«Même si l’initiative était acceptée, environ 40’000 travailleurs qualifiés pourraient encore immigrer en Suisse chaque année.»
(Conférence de presse de l'UDC du 24 mars 2026)
Calculons :
La Suisse compte actuellement 9'148’240 habitants. Elle est donc encore à 851’760 personnes du plafond démographique fixé à 10 millions.
Si l'initiative est acceptée, la population suisse ne devra pas dépasser les 10 millions d'habitant·e·s d'ici 2050 ; elle pourra donc croître de 34'070 personnes par an (851'760 divisé par 25 ans).
Mais la population suisse ne croît pas uniquement en raison de l'immigration. Malgré un niveau historiquement bas, le nombre de naissances dépasse chaque année celui des décès de 6'200 personnes.

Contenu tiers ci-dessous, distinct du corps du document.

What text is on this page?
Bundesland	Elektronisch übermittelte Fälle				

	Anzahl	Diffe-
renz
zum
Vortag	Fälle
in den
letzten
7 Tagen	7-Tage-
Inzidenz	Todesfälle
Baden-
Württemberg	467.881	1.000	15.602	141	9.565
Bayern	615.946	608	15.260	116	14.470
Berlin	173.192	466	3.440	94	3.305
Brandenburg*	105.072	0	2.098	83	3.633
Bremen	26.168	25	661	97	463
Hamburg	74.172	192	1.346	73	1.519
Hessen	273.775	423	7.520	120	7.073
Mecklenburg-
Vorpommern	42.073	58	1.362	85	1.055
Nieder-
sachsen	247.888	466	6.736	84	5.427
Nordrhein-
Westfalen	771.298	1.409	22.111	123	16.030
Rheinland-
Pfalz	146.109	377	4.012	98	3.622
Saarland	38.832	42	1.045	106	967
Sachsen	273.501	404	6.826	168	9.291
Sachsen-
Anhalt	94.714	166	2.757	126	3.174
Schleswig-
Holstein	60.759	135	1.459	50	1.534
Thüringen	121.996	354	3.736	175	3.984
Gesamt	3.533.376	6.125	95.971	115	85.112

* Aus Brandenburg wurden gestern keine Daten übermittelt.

Cela signifie que l'immigration pourrait augmenter de 27’870 personnes par an (34’070 moins 6 200).
Chaque année, en Suisse, environ 14’000 personnes de plus partent à la retraite qu'il n'y a de personnes entrant sur le marché du travail.
Pour compenser ces départs à la retraite, il faut donc compter sur l’immigration de 14'000 personnes actives. Il reste ainsi encore 13'870 personnes qui peuvent venir renforcer la croissance dans d’autres secteurs.
Rien que dans le secteur de la santé, le nombre d’emplois a augmenté de plus de 10'000 au cours des dix dernières années.
Supposons que les personnes immigrées soient affectées uniquement au secteur de la santé et que certaines d'entre elles arrivent en Suisse avec leur conjoint·e ou leurs enfants : dans ce cas, le plafonnement démographique proposé par l'UDC aurait pour conséquence qu'au moins 3’000 postes ne pourraient pas être pourvus chaque année dans le seul secteur de la santé.
Voici le calcul : 13’870 divisé par 2, car un·e conjoint·e ou des enfants accompagnent la personne = 6’935. Les 10’000 nouveaux postes dans le secteur de la santé, moins les quelque 7’000 personnes susceptibles d'immigrer, correspondent à au moins 3’000 postes qui ne pourront pas être pourvus.